B2B, SaaS, and fintech companies often overuse technical jargon and stuff their websites with empty buzzwords. Instead of attracting customers, they confuse them. Or worse, turn them away.
So when everyone sounds the same, how do you stand out and show your value?
This blog will show you how to write clear, attention-grabbing copy.
You’ll learn how to speak to the right people and guide them from the top of your sales funnel all the way to the bottom.
1. It's time to leave the tech talk behind
When your messaging is full of jargon and buzzwords, you’re not impressing buyers. SaaS buyers are busy. Often overwhelmed. They are rarely won over by phrases like “outcome-based synergies” or “next-gen capabilities.”
What they really want to know is: Do you understand my problem? Can you help me solve it?
Leaving the tech talk behind means speaking in plain, human language. That makes your value clear to everyone involved in the buying decision—not just the techies.
That’s how you stand out in a sea of sameness.
❌ “Embedded Commerce with AI capabilities.”
❌ “Empowering strategic enablement at scale.”
❌ “Unlocking transformational value through integrated solutions.”
What do these actually mean?
More importantly: would your audience say those things?
Replace:
“Easily manage and automate complex payouts across multiple parties—without building your own system”
With:
For platforms that pay vendors, contractors, or creators.
Or:
Replace:
“Know exactly where your revenue’s coming from—instantly.”
With:
Real-time insights for SaaS finance teams to make faster decisions.
The more specific you are, the faster the right people know they’re in the right place.
2. How to write a hero section
Your hero section needs to answer three simple questions:
What is this?
Who is it for?
Why should I care?
If people can’t figure that out in a few seconds, they’ll leave. Start with a clear headline that says what your product or service is. Add a short subhead that explains how it helps or why it matters. Include a call to action so visitors know what to do next (like book a demo or see it in action).
Use words your customer would actually say, not buzzwords or vague slogans.
Tip: The fastest way to do this is by speaking with customers, running surveys, and reading your reviews. These give you the exact words your customers use.
The goal isn’t to sound clever. It’s to help people quickly understand what you do and why it’s for them.

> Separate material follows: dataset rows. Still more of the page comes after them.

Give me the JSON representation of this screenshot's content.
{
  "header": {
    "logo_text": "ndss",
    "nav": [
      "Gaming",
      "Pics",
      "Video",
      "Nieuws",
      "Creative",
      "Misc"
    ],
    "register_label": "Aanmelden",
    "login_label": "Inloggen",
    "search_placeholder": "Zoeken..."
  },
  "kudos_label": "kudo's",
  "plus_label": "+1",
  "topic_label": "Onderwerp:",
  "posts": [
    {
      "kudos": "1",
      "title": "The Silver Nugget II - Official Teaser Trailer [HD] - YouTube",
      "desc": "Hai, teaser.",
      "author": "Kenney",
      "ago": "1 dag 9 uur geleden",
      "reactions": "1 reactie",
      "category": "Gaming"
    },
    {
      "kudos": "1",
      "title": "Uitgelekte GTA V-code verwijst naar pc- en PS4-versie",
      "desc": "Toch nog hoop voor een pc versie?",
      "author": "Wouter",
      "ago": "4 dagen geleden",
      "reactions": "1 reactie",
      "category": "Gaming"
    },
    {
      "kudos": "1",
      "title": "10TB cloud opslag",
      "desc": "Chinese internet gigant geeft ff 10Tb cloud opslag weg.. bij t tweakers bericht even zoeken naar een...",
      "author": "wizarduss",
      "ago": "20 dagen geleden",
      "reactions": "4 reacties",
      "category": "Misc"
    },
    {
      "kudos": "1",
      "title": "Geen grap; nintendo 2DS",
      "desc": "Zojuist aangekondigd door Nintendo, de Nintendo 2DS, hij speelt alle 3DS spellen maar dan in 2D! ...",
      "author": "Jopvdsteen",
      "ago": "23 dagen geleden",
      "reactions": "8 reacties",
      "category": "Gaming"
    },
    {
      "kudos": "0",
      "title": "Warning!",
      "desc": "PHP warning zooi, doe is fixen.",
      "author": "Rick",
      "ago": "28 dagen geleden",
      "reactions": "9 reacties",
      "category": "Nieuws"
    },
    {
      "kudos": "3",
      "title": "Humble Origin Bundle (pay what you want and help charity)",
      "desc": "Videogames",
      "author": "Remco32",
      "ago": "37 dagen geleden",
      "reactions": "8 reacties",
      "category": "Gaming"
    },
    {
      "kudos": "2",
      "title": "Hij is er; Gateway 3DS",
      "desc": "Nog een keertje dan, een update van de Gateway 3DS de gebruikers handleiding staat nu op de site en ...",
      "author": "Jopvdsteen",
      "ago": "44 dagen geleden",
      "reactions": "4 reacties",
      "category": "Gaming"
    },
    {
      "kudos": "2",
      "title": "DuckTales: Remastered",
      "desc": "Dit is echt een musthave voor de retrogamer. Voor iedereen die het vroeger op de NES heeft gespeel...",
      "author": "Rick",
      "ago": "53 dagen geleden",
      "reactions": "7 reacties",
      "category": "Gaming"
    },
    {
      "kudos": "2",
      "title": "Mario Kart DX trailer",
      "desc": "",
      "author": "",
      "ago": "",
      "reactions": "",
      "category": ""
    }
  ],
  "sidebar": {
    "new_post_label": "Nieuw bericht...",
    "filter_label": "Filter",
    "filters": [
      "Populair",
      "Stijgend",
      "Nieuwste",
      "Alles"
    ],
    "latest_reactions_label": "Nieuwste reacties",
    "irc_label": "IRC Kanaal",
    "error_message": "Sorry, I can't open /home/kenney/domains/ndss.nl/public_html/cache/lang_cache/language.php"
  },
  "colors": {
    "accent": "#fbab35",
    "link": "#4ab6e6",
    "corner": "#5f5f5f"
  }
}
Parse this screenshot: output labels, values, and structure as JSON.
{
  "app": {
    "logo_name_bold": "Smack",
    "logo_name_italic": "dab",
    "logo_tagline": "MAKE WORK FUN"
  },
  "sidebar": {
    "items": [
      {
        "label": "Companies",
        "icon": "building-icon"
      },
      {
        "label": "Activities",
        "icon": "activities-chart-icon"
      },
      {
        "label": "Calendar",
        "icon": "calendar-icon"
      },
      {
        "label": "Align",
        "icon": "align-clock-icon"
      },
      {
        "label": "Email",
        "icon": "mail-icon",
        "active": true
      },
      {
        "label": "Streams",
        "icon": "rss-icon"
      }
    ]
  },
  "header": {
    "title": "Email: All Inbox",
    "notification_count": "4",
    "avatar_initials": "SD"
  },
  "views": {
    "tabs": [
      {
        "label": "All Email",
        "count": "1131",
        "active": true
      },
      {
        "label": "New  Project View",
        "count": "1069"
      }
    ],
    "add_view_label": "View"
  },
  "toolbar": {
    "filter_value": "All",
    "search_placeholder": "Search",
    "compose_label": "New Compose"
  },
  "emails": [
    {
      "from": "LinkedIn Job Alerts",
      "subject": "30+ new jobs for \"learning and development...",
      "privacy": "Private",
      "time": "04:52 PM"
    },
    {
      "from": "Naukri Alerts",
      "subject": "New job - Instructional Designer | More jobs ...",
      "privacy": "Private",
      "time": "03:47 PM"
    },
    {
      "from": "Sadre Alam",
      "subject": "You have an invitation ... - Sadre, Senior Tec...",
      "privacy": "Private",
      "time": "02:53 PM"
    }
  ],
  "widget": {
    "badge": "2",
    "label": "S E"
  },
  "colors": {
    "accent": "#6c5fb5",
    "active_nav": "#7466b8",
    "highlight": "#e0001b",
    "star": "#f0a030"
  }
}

3. Call Out Your Audience Directly
If your product is built for a specific buyer or business model, say so. When someone sees themselves in your copy, they’re more likely to keep reading.
Try phrases like:
Built for B2B SaaS companies with usage-based billing
For operations teams managing cross-border supplier payments
Trusted by CFOs, controllers, and compliance leads
If your product serves different roles or industries, structure the site so each group can easily find their path.

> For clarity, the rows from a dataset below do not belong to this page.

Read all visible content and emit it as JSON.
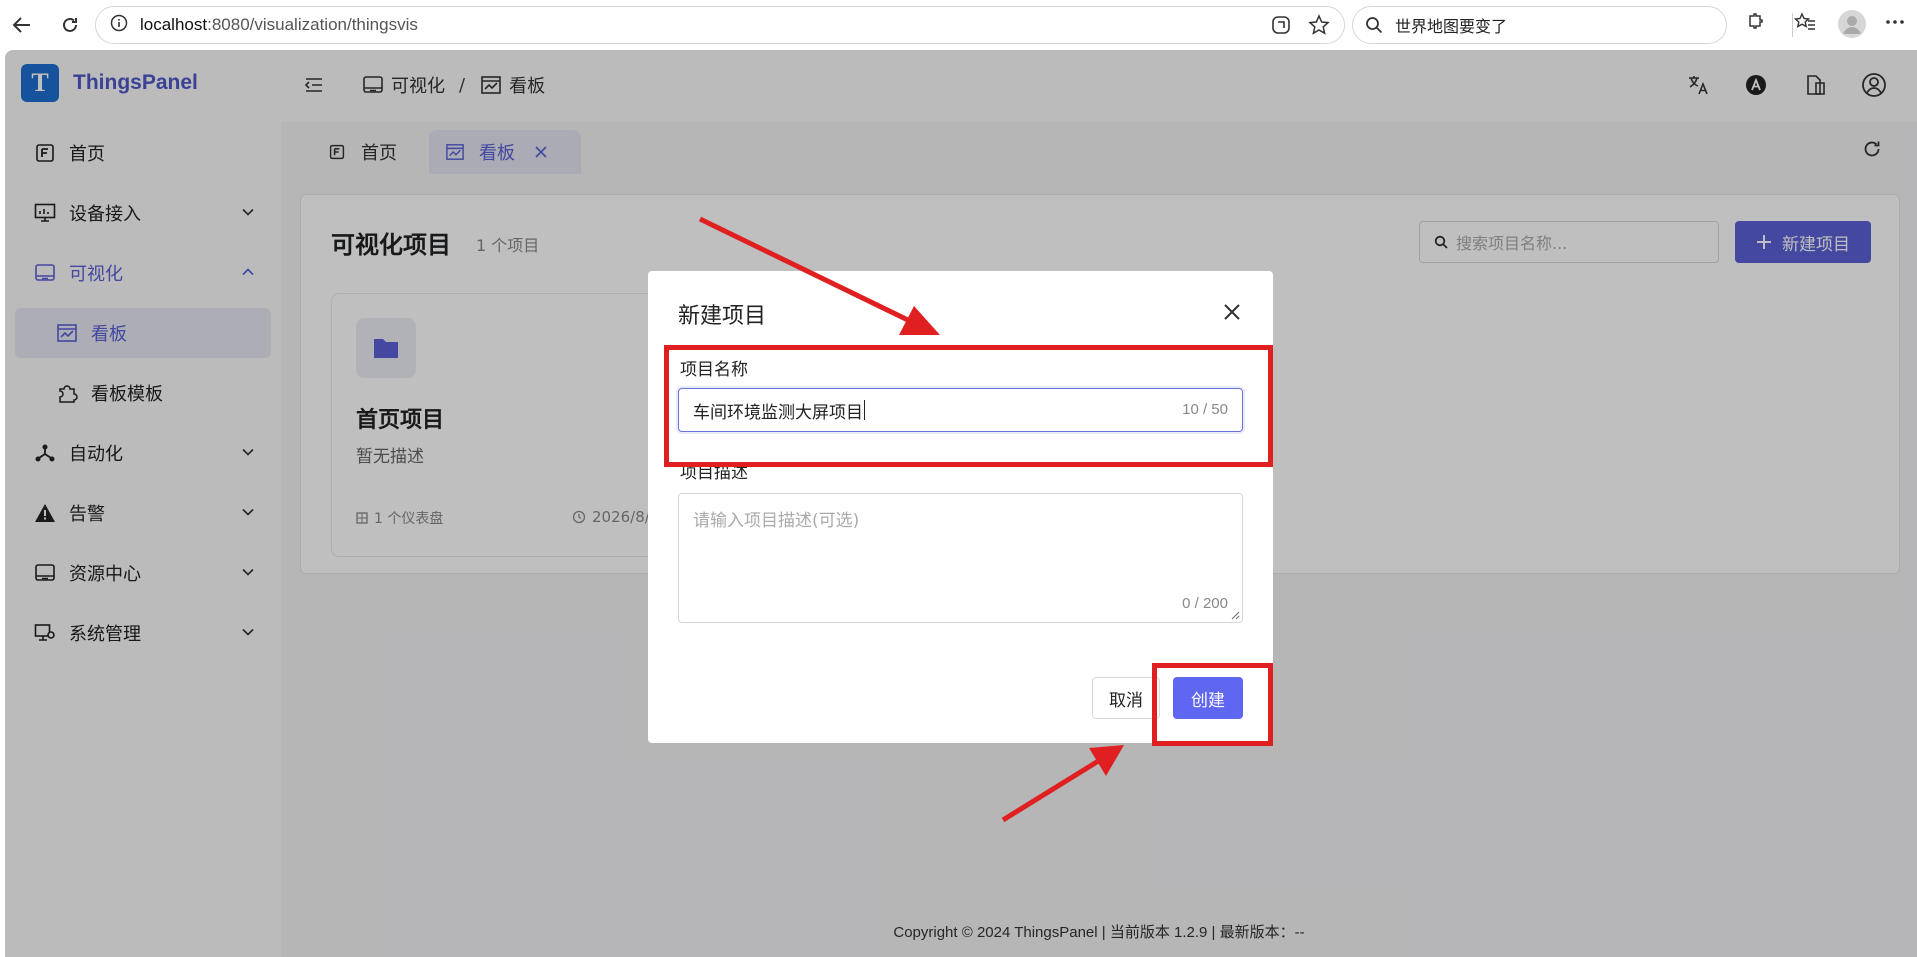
{
  "browser": {
    "url_host": "localhost",
    "url_rest": ":8080/visualization/thingsvis",
    "search_text": "世界地图要变了"
  },
  "brand": {
    "logo_letter": "T",
    "name": "ThingsPanel"
  },
  "sidebar": {
    "items": [
      {
        "label": "首页"
      },
      {
        "label": "设备接入"
      },
      {
        "label": "可视化"
      },
      {
        "label": "看板"
      },
      {
        "label": "看板模板"
      },
      {
        "label": "自动化"
      },
      {
        "label": "告警"
      },
      {
        "label": "资源中心"
      },
      {
        "label": "系统管理"
      }
    ]
  },
  "header": {
    "breadcrumb": [
      {
        "label": "可视化"
      },
      {
        "label": "看板"
      }
    ],
    "separator": "/"
  },
  "tabs": [
    {
      "label": "首页"
    },
    {
      "label": "看板"
    }
  ],
  "main": {
    "title": "可视化项目",
    "count": "1 个项目",
    "search_placeholder": "搜索项目名称...",
    "new_button": "新建项目",
    "card": {
      "title": "首页项目",
      "description": "暂无描述",
      "dashboards": "1 个仪表盘",
      "date": "2026/8/"
    }
  },
  "footer": {
    "text": "Copyright © 2024 ThingsPanel  |  当前版本 1.2.9  |  最新版本：--"
  },
  "modal": {
    "title": "新建项目",
    "name_label": "项目名称",
    "name_value": "车间环境监测大屏项目",
    "name_count": "10 / 50",
    "desc_label": "项目描述",
    "desc_placeholder": "请输入项目描述(可选)",
    "desc_count": "0 / 200",
    "cancel": "取消",
    "create": "创建"
  },
  "colors": {
    "accent": "#5b61d6",
    "primary_button": "#5f66f2",
    "annotation_red": "#e02020"
  }
}
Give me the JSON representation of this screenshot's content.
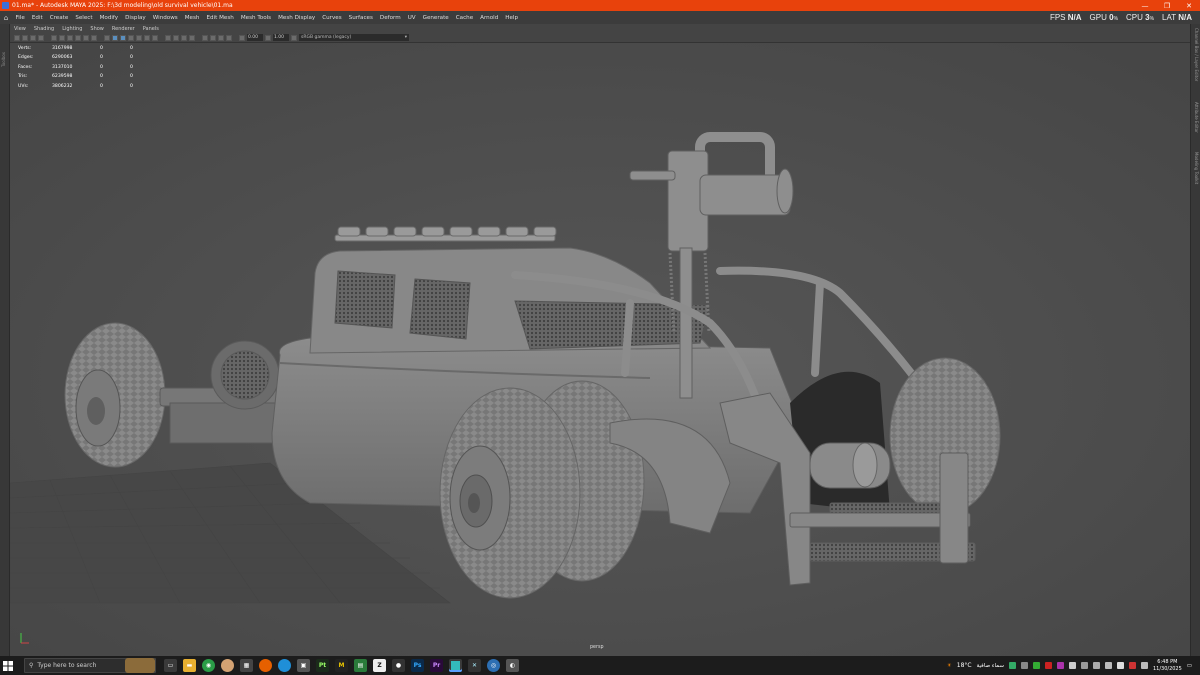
{
  "window": {
    "title": "01.ma* - Autodesk MAYA 2025: F:\\3d modeling\\old survival vehicle\\01.ma",
    "minimize": "—",
    "maximize": "❐",
    "close": "✕"
  },
  "menu": {
    "items": [
      "File",
      "Edit",
      "Create",
      "Select",
      "Modify",
      "Display",
      "Windows",
      "Mesh",
      "Edit Mesh",
      "Mesh Tools",
      "Mesh Display",
      "Curves",
      "Surfaces",
      "Deform",
      "UV",
      "Generate",
      "Cache",
      "Arnold",
      "Help"
    ]
  },
  "perf": {
    "fps_label": "FPS",
    "fps_value": "N/A",
    "gpu_label": "GPU",
    "gpu_value": "0",
    "gpu_unit": "%",
    "cpu_label": "CPU",
    "cpu_value": "3",
    "cpu_unit": "%",
    "lat_label": "LAT",
    "lat_value": "N/A"
  },
  "panel_menu": [
    "View",
    "Shading",
    "Lighting",
    "Show",
    "Renderer",
    "Panels"
  ],
  "panel_toolbar": {
    "value_a": "0.00",
    "value_b": "1.00",
    "color_space": "sRGB gamma (legacy)"
  },
  "hud": {
    "rows": [
      {
        "label": "Verts:",
        "v1": "3167998",
        "v2": "0",
        "v3": "0"
      },
      {
        "label": "Edges:",
        "v1": "6290063",
        "v2": "0",
        "v3": "0"
      },
      {
        "label": "Faces:",
        "v1": "3137010",
        "v2": "0",
        "v3": "0"
      },
      {
        "label": "Tris:",
        "v1": "6239598",
        "v2": "0",
        "v3": "0"
      },
      {
        "label": "UVs:",
        "v1": "3806232",
        "v2": "0",
        "v3": "0"
      }
    ]
  },
  "viewport": {
    "camera": "persp"
  },
  "side_tabs": {
    "left": "Toolbox",
    "right": [
      "Channel Box / Layer Editor",
      "Attribute Editor",
      "Modeling Toolkit"
    ]
  },
  "taskbar": {
    "search_placeholder": "Type here to search",
    "weather_temp": "18°C",
    "weather_text": "سماء صافية",
    "time": "6:48 PM",
    "date": "11/30/2025"
  },
  "colors": {
    "titlebar": "#e8420c",
    "viewport": "#4e4e4e",
    "taskbar": "#1c1c1c"
  }
}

4. Use a Hook That Creates Interest
Strong landing pages often include a short line that gives people a reason to care. It can sit in the headline, subhead, or near the top.
Use the hook to:
Show a specific result:
“Reduce reconciliation time by 80%”
Handle a common objection:
“Set up in under 15 minutes—no IT required”
Add credibility:
“Used by 3 of the top 10 EU fintechs”
Create urgency:
“Stop relying on manual processes before audit season hits”
Real-world example:
SaaS hiring platform Tribepad updated their homepage hero section to clearly communicate their core value:
“Recruitment software built for public sector scale and complexity.”

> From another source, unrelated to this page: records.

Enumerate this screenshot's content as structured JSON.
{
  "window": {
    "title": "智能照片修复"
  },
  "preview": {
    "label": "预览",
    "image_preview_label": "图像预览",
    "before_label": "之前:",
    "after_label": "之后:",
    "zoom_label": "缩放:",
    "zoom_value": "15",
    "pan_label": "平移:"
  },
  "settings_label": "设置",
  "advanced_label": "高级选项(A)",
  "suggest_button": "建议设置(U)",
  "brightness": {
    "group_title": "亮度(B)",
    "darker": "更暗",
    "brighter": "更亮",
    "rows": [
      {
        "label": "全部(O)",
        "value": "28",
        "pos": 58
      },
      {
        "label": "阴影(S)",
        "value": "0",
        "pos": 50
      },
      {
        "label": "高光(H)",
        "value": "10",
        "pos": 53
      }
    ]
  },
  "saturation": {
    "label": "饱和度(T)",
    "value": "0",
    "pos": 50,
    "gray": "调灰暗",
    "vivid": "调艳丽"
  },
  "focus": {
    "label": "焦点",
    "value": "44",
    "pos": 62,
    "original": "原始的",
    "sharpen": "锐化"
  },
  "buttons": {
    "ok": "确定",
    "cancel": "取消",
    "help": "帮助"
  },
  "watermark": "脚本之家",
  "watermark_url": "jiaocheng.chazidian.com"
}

With a clarified headline, subhead, and audience reference, they increased demo conversions by 120% and reduced bounce rate by nearly half.
The update helped align the website with what buyers actually needed to hear first.
5. Include a killer CTA
Your call to action should feel like the next obvious step.
In B2B, especially in fintech or technical SaaS, most visitors aren’t ready to buy right away.
Give them a clear, low-friction way to explore.
Examples:
“See How It Works” → leads to a product tour
“Get a Demo” → leads to a short form
“Explore Features” → scrolls to product section
“Download Overview” → links to a one-pager or PDF
Use active language. Avoid generic buttons. Match the CTA to what your visitor likely wants to do next.
6. Add Visual Support That Reinforces the Message
Visuals should support clarity—not distract from it.
Consider showing:
- A simple diagram of how the product fits into a workflow
- A screenshot with labels that highlight key benefits
- Recognizable client logos (with permission)
- A compliance or security badge, if relevant
- Avoid generic dashboards with no context.
- Show just enough to make the promise feel real.
7. Your Checklist for a High Converting Hero Section
- Headline: Clear about what the product is and why it matters
- Subhead: Adds helpful context and highlights the problem you solve
- Audience callout: Makes it obvious who this is for
- Hook: Shares proof, handles an objection, or creates urgency
- CTA: Invites the right action for where the buyer is in their journey
- Visual: Builds trust and understanding with real context
In Summary
Most people won’t stick around unless they quickly understand what you offer and why it matters to them.
Your job is to make that connection fast. Show them you get their problem. Then explain how your product solves it.
Skip the buzzwords. Keep it clear. Write like a human.